Yeah, it feels good to know some other people who experience the sequence and character of rising ecstatic conductivity somewhat similar. It’s interesting how different it is for different people, compared to the rising of inner silence, where the only major variable seems to be the time frame, and not so much how it’s perceived.

If you’re still going to these yoga classes, maybe you can ask the instructor for reinstating the assistance? And it also sounds like that the absence might have been a good thing, making your inner guru taking over the assisting.

About my self-pacing exploration, it’s a longer topic. Maybe I should open a new thread for this. And I’m still in the process of understanding it better… Here is the start of it and summary:

In my first two years of AYP I took on a lot of practices very quickly (more quickly than recommended), and had an amazing and smooth run for two years, zero symptoms of overdoing while perceiving fast progress. Then I noticed some issues with my finger tips of index finger and thumb, both left and right. There was callus forming (despite no mechanical or chemical strain) which reduced the sensitivity in that old layer of the sense of touch, while the new layer (of the sense of touch) felt irritating, like a mild burn. Doctors (including one ayurvedic) and a dermatologist I have consulted haven’t seen anything like it, but thought it harmless. Nothing they recommended (creams, food supplements, dietary changes) had any effect on the condition.

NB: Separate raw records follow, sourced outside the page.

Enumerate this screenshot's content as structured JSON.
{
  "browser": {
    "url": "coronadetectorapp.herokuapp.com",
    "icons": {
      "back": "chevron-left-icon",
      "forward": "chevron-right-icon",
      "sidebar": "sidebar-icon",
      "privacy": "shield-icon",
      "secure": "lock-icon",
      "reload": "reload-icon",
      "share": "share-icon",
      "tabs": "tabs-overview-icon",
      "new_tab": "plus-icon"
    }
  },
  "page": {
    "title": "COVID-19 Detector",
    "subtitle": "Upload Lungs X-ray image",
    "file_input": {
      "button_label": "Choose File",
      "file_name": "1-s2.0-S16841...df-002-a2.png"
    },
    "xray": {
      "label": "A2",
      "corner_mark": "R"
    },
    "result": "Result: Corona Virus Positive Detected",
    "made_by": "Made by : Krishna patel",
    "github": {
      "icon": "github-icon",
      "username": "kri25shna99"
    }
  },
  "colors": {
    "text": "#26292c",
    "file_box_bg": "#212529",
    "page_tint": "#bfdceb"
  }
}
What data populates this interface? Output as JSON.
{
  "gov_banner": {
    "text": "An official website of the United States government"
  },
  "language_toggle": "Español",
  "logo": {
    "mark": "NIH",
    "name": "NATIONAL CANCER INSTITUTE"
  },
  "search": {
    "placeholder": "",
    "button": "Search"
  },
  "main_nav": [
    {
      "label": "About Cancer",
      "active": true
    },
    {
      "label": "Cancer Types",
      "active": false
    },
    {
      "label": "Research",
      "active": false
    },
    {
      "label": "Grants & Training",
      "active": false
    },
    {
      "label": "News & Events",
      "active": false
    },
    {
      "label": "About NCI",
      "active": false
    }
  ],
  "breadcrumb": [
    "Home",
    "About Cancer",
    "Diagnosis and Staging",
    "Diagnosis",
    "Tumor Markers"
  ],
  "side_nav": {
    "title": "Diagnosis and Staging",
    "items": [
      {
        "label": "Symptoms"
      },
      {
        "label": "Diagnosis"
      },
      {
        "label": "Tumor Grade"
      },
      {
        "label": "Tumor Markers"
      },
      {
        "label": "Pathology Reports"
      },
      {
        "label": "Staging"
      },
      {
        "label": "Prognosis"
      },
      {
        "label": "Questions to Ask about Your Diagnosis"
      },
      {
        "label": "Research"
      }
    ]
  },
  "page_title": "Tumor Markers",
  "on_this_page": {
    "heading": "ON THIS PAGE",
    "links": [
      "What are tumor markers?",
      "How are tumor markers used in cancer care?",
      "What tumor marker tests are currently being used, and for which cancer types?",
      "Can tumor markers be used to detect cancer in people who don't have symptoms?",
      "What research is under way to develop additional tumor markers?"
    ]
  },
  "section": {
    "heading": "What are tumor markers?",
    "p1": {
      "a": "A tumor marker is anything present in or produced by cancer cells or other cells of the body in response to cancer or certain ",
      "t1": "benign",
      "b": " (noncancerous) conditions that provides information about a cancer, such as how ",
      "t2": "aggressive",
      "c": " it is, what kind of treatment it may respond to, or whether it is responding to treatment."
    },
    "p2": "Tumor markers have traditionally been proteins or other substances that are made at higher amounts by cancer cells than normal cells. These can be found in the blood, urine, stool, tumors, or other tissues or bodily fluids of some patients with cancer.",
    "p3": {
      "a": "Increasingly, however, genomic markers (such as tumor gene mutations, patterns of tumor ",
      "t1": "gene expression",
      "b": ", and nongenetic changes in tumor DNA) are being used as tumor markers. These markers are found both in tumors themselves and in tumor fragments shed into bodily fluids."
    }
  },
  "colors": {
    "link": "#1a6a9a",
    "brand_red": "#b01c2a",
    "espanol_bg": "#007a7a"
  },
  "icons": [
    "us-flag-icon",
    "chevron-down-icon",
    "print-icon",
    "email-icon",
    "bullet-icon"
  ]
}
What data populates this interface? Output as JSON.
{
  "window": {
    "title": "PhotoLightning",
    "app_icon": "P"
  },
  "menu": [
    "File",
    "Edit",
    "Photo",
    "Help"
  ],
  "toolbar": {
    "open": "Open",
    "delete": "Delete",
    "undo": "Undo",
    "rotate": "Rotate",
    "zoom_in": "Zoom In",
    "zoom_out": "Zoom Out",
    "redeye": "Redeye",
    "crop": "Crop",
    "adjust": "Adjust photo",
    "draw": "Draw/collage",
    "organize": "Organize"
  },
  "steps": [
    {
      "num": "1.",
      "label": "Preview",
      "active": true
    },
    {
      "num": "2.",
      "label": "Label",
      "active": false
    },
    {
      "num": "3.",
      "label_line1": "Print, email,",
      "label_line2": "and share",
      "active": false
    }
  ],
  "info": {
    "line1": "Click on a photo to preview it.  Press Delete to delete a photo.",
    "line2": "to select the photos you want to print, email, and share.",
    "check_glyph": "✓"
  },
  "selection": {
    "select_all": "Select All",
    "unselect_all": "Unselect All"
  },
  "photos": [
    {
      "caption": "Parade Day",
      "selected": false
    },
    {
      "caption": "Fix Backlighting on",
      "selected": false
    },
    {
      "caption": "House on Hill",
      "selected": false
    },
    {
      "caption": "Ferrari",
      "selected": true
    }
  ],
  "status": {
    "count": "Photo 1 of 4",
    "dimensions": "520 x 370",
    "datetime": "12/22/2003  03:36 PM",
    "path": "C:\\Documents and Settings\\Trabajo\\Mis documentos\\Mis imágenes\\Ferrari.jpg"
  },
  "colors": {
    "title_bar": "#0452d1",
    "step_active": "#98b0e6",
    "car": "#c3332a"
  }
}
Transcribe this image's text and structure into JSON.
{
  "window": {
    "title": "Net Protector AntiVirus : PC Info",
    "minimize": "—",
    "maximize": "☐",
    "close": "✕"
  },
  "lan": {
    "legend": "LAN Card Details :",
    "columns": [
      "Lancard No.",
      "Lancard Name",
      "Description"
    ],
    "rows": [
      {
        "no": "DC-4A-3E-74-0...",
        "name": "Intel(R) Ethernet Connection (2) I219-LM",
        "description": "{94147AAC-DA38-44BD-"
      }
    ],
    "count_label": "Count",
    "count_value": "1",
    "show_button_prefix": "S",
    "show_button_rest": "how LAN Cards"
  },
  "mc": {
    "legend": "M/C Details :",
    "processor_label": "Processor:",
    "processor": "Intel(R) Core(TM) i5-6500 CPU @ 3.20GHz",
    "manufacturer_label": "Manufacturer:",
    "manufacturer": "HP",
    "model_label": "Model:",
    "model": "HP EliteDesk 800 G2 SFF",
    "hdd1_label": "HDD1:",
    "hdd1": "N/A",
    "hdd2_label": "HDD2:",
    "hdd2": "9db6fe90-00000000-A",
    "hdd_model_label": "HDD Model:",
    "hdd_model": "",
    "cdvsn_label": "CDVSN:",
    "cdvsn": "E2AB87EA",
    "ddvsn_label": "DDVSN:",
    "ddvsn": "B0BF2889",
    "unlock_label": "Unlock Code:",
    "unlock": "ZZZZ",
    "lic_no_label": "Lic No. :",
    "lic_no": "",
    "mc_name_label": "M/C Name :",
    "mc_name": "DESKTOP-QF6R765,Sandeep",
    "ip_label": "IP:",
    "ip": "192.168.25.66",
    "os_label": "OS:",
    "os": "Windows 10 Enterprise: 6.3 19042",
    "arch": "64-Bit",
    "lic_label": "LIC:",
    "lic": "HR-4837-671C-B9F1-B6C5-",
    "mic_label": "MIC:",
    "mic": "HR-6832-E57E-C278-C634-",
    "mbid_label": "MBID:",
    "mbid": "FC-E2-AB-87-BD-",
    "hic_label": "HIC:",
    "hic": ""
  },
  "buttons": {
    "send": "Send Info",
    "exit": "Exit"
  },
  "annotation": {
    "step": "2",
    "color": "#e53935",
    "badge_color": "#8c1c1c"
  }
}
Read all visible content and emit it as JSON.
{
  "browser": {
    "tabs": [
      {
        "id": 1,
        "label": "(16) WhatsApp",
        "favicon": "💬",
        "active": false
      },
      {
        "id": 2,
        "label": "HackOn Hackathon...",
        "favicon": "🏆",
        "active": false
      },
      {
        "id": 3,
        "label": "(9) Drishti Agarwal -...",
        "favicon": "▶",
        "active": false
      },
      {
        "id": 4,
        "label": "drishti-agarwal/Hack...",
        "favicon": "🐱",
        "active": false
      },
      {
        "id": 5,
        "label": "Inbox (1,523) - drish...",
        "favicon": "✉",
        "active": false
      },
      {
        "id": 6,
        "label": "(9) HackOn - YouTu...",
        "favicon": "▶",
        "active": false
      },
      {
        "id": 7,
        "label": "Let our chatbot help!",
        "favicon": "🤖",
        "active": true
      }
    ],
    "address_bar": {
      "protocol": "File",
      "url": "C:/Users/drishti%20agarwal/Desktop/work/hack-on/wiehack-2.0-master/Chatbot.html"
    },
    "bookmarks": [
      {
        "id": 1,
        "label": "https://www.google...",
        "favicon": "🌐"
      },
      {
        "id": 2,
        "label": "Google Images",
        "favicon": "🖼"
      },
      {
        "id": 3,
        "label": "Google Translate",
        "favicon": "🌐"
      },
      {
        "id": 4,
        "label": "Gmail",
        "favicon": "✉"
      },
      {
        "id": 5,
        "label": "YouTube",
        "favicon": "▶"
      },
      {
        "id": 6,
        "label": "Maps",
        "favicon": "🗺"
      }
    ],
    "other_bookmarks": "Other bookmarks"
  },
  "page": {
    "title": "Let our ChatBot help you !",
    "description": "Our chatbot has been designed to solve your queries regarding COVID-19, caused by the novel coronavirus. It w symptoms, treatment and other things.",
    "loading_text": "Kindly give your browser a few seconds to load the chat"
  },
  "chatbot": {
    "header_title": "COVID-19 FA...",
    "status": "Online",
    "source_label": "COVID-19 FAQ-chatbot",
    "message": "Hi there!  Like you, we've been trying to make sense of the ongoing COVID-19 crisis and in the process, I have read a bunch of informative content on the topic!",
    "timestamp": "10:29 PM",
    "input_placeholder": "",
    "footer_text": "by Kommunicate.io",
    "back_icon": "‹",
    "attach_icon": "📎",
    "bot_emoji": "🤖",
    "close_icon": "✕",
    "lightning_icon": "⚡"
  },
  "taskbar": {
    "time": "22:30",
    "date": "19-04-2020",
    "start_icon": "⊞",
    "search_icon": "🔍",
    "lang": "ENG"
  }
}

It took me quite some time to accept and establish (through try-and-error) a cause-and-effect relationship with my yoga practice. Also, the irritation of the skin at my finger tips is a small thing compared to all the good stuff that is caused by my AYP practices, so I don’t mind. However, I do mind if the condition worsens, because it would indicate an unstable (not sustainable over weeks) practice. From my trial and error experiments, I know it can spread to other fingers and the palms. So, my currently quite short practice time, including the experimentation with samyama during asana practice is part of better understanding my “edge”. The edge of maximum stable speed that is sustainable for good comfort over weeks.

To this end, I was also exploring various grounding activities lately, including Tai Chi. I will give an update here soon. Tai Chi practice does provide a short-term release of the irritating sensation in my finger tips. Something no long walk has ever managed. Time will tell, if it can reduce the symptoms sufficiently that I can increase AYP practices again.